Only if it were to be considered a "crime of violence". One would need to examine the exact language of the charges against you. Hopefully you'll hire an excellent criminal defense lawyer (not a "free" so called "public defender" who will immediately want to "make a deal" and sell you to the wolves..) who will know who to fight and drastically reduce the charges under which you'll be convicted and working hand in hand with an experienced immigration lawyer will greatly diminish and neutralize the immigration consequences of the conviction.
Kindly be advised that the answer above is only general in nature cannot be construed as legal advice, given that not enough facts are known. It is your responsibility to retain a lawyer to analyze the facts specific to your particular situation in order to give you specific advice. Specific answers will require cognizance of all pertinent facts about your case. Any answers offered on Avvo are of a general nature only, and are not meant to create an attorney-client relationship.
Your charge is complicated and without seeing the exact language of the statute we won't be able to precisely guide you. I agree with attorney Behar's usual excellent advice and would only add that in addition to hiring a great defense attorney for your criminal charges, you also need to see an immigration attorney in person to explore this charge's immigration consequences. If you can find an attorney in your area who practices in both immigration and criminal defense, that of course would be an excellent option for you. Best wishes.

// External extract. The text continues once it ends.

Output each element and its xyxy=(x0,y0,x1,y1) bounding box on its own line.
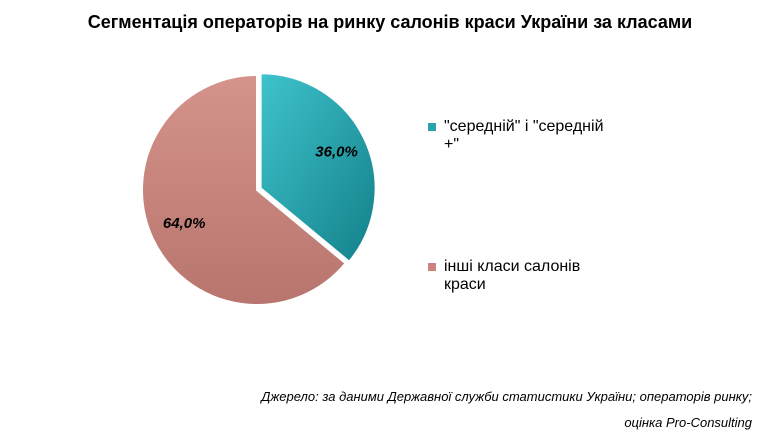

Gunda J. Brost Brost Law Office This advice does not form an attorney-client relationship and is merely informative. It should not by itself be relied upon to address a legal concern.
It could depending on the circumstances. Under the Chaidez and Padilla decisions, defense attorney has a legal duty obtain a disposition that does not result in deportation. Failure of the defense attorney to do so is grounds for setting aside a guilty plea due to ineffective assistance of counsel. Of course, if he was convicted by a jury, this would not apply.
The fact he was convicted of DUI w/ GBI, and sentenced to prison, leads me to believe he was convicted of a "violent" felony (a "strike" offense). That, along with the length of the sentence, will likely be an issue with respect to his lawful status in this country.
Consulting with, and ultimately retaining, a quality experienced immigration attorney is of paramount importance before the end of his sentence.
The main issues regarding deportation, although not exclusive, involve whether the offense is a crime involving moral turpitude (CIMT) and/or an "aggravated felony". You should consult with an experienced immigration attorney who is well-versed in the laws governing deportation. Good luck!